Bipartisan Senate Bill Encourages Cyber Collaboration between Public and Private Sectors

China Tech Threat applauds the “Cybersecurity Competitions to Yield Better Efforts to Research the Latest Exceptionally Advanced Problems Act of 2020’’ or ‘‘Cyber Leap Act of 2020’’ sponsored by U.S. Sens. Roger Wicker, R-Miss., chairman of the Committee on Commerce, Science, and Transportation, Jacky Rosen, D-Nev., and Cory Gardner, R-Colo.  Just as effective policy to combat Chinese technology threats requires robust efforts to ensure the supply of information technologies, policymakers need to recognize and support the role of innovation and research to improve cybersecurity overall. This bill takes some valuable steps to by establishing a series of “Cybersecurity Grand Challenges” These are  competitions to be administer by the Department of Commerce on the economics of a cyber attack, cybersecurity workforce, emerging technology, digital identity, and federal government cybersecurity.   This innovative approach provides incentive for a variety of public and private sector actors to compete for awards and cash prizes to be funded from pools multiple federal agencies and non-federal entities. 

The bill appears to reflect in part a thesis from the recent book by Christian Brose The Kill Chain: Defending America in the Future of High-Tech Warfare of America’s deteriorating military power from earlier supremacy and dynamism. The book suggests that increasing bureaucratic inertia has caused valuable scientific and innovative capacity to exit the military and national laboratories for industry. Meanwhile China has vastly increased its military capability in concert with its national tech champions and plans to leverage artificial intelligence, autonomous systems, and other emerging technologies to supplant the US.
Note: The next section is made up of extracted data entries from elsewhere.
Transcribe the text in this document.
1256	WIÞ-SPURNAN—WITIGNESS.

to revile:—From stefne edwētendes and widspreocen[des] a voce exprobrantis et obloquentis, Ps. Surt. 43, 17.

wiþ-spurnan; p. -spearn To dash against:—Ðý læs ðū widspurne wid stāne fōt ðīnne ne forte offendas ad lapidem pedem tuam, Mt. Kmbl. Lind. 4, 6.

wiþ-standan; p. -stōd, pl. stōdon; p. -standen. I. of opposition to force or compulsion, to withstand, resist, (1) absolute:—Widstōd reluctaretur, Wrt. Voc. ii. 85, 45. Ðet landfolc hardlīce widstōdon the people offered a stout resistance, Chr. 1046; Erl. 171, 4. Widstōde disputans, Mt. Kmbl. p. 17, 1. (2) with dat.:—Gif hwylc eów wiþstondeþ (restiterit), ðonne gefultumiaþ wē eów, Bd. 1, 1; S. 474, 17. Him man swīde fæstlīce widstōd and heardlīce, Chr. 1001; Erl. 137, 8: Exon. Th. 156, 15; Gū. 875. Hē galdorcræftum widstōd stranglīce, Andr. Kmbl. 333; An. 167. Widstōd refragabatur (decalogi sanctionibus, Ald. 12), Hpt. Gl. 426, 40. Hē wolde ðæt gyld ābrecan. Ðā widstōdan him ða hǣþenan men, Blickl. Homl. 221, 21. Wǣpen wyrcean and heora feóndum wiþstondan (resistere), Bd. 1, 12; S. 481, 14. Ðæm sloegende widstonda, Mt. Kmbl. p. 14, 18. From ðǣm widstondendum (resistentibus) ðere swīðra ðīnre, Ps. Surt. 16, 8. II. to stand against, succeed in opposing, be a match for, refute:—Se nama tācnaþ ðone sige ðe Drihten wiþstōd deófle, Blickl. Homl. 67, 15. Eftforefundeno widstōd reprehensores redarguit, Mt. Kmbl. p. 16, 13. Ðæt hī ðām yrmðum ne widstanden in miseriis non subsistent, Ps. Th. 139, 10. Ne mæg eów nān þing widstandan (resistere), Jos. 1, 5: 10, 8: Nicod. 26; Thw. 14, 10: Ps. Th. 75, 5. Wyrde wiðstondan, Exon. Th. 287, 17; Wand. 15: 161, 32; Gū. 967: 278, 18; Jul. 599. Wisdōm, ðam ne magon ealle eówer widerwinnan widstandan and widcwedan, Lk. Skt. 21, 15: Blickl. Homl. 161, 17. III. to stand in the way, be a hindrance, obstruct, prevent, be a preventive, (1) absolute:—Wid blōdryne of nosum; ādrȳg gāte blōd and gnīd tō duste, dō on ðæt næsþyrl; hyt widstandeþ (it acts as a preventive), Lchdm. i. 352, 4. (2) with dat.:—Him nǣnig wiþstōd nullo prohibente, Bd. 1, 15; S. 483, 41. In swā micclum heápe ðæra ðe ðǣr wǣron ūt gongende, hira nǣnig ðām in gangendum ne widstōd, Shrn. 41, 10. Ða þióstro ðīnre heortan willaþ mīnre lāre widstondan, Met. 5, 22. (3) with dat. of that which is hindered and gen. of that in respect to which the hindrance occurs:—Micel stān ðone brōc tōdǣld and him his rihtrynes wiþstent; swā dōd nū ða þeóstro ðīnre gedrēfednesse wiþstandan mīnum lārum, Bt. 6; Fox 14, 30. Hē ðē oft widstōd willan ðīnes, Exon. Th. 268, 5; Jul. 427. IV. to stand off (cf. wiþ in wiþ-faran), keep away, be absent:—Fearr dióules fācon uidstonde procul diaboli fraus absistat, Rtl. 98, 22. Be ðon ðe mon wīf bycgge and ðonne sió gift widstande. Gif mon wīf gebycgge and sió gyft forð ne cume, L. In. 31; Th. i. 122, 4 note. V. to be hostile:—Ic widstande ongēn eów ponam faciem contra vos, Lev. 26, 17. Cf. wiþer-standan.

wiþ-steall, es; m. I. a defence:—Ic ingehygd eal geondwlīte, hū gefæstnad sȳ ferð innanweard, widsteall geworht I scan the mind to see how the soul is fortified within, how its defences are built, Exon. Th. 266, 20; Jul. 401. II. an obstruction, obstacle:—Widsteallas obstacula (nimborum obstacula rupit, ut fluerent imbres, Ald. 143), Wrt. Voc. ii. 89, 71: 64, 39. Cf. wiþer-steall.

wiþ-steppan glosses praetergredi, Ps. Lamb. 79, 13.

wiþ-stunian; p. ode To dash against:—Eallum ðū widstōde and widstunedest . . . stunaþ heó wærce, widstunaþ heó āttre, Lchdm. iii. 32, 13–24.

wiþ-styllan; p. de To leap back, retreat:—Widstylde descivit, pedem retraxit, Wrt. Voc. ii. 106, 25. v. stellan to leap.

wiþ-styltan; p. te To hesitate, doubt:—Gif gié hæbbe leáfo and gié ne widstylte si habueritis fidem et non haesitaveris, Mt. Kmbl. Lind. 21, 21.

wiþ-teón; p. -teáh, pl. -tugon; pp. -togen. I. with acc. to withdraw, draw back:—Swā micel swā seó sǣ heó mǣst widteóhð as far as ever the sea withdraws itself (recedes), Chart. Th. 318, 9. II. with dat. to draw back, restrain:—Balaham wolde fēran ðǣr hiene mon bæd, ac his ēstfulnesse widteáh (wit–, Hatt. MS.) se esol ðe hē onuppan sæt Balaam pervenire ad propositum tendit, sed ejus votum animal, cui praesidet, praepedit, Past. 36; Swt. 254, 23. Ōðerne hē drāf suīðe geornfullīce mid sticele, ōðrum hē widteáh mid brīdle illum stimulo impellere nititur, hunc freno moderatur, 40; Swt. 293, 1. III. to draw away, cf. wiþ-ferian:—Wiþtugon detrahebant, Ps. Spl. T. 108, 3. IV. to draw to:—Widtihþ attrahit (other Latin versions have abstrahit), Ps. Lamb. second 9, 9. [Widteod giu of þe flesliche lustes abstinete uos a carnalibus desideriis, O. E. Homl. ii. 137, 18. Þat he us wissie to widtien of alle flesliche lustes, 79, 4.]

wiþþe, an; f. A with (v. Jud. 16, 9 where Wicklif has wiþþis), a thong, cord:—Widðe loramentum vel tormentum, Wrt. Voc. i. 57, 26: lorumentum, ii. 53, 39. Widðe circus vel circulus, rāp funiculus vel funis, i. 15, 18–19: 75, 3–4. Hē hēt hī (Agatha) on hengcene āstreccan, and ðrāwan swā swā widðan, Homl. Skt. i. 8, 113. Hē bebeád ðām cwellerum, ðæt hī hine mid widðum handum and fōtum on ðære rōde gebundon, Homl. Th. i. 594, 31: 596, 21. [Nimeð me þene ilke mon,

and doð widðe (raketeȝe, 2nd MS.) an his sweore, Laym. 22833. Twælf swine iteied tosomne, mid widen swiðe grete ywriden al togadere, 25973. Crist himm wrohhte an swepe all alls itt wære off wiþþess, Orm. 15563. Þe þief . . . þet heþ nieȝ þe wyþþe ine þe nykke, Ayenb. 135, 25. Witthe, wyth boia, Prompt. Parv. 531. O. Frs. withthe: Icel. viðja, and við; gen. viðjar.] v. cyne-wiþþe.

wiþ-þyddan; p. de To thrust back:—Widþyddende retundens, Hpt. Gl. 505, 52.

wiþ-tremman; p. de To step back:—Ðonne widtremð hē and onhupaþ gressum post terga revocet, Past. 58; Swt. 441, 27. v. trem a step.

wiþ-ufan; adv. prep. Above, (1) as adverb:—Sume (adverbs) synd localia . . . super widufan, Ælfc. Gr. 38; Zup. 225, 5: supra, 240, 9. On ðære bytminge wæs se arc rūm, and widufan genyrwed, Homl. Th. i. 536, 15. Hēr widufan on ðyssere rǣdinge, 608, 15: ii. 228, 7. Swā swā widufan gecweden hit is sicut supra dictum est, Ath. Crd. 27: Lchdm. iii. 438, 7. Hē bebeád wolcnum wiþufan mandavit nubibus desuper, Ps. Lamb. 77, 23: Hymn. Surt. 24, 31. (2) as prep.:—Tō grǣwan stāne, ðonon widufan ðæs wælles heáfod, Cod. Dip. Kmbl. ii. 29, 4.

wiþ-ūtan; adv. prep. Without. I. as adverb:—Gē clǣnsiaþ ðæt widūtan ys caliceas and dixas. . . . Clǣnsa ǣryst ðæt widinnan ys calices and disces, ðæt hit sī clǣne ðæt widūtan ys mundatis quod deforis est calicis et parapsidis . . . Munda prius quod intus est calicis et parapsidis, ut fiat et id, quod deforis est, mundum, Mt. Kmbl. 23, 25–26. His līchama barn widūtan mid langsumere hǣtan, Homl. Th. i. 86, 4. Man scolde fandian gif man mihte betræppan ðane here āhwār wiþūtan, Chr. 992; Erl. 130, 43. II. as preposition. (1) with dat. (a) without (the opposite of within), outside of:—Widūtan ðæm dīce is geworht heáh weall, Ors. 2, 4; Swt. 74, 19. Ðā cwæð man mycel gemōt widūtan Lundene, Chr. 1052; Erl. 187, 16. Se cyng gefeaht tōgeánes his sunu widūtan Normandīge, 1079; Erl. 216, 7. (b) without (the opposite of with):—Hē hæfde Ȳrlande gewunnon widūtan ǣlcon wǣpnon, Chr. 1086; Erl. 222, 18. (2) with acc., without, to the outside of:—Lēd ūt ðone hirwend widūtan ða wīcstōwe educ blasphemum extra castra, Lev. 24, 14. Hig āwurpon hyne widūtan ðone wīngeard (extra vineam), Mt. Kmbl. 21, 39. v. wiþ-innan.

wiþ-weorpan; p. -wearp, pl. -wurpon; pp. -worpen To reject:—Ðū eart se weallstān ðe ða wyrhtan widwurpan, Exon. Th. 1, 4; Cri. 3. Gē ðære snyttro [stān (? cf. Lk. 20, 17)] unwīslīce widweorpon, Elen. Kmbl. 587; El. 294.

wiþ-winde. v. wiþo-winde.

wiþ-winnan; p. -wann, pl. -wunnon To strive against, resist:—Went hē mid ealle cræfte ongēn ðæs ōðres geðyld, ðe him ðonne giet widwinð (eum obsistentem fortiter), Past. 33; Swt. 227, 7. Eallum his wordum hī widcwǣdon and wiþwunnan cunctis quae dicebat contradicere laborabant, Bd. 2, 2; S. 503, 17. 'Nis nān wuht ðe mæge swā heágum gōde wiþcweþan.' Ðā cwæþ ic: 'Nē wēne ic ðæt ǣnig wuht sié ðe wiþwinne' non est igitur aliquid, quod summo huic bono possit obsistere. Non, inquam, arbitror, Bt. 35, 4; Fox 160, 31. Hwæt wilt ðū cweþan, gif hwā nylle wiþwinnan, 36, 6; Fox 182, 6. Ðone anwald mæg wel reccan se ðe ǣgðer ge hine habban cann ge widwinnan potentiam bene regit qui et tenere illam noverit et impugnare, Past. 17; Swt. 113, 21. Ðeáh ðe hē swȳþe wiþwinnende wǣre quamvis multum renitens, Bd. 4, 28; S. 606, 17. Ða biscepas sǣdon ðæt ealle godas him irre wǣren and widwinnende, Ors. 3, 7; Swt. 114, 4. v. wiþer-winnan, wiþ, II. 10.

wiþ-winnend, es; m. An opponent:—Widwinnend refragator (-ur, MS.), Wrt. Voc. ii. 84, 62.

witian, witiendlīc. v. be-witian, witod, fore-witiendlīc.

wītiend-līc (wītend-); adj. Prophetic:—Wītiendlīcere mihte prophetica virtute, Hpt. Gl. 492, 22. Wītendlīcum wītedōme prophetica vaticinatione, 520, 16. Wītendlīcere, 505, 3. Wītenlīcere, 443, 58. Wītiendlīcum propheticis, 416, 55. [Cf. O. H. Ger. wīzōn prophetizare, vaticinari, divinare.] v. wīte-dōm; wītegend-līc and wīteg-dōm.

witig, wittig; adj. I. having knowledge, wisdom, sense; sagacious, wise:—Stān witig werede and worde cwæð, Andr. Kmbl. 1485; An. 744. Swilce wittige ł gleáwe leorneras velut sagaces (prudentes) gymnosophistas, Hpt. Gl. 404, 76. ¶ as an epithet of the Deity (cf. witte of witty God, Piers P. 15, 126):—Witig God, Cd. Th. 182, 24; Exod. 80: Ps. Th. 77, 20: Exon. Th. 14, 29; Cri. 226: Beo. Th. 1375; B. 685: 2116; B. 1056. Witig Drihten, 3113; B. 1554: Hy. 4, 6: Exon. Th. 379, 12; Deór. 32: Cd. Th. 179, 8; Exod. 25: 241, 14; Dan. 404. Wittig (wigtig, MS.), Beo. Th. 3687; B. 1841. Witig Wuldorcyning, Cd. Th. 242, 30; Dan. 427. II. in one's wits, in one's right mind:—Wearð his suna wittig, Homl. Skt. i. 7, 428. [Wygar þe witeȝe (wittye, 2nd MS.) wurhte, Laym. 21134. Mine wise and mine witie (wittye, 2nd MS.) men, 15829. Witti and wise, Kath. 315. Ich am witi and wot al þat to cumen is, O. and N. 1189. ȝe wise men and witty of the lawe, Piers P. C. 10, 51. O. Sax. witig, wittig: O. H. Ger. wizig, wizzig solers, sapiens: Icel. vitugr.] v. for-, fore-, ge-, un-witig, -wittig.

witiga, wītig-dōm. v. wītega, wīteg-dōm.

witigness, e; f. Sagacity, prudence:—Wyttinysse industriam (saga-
The Cyber Leap Act of 2020 is one of many Congressional efforts to address China’s growing “techno-nationalism”, its global strategy for geo-political military-industrial dominance. CTT has recognized other important bills such as the Holding Foreign Companies Accountable Act and the Countering Chinese Attempts at Snooping (C-CAS) Act. While restrictions on Huawei are important and necessary to improve network security, particularly at the transport level, networks are still vulnerable from an array of Chinese technologies in the access and application layers. For example, 2009 report by the bipartisan US-China Economic and Security Review Commission (USCC) noted that Huawei and Lenovo are in the same category as Chinese national champions capable of delivering on the techno-nationalist strategy. More than a decade of findings by the USCC have described these threats, leading Senators and Representatives from both sides of the aisle to express vehement opposition to Lenovo’s acquisition of valuable US technology firms in 2004, 2012, and 2014, decisions at the time subject to Executive Branch approval by the Committee on Foreign Investment in the United States (CFIUS). In 2018 Congressman Robert Pittenger led the promulgation of the bipartisan Foreign Investment Risk Review Modernization Act (FIRRMA) which among other things, requires CFIUS to improve its reporting to Congress and the public about sensitive investment transactions, particularly those involving China. American taxpayers are still paying the price for these ill-advised acquisitions, including $378 million to replace US military servers which would otherwise go to Lenovo and we subject to Chinese government purview.

Senators Wicker, Rosen, and Gardner crossed the isle during a fractious political environment to make important legislation to improve cybersecurity for all Americans.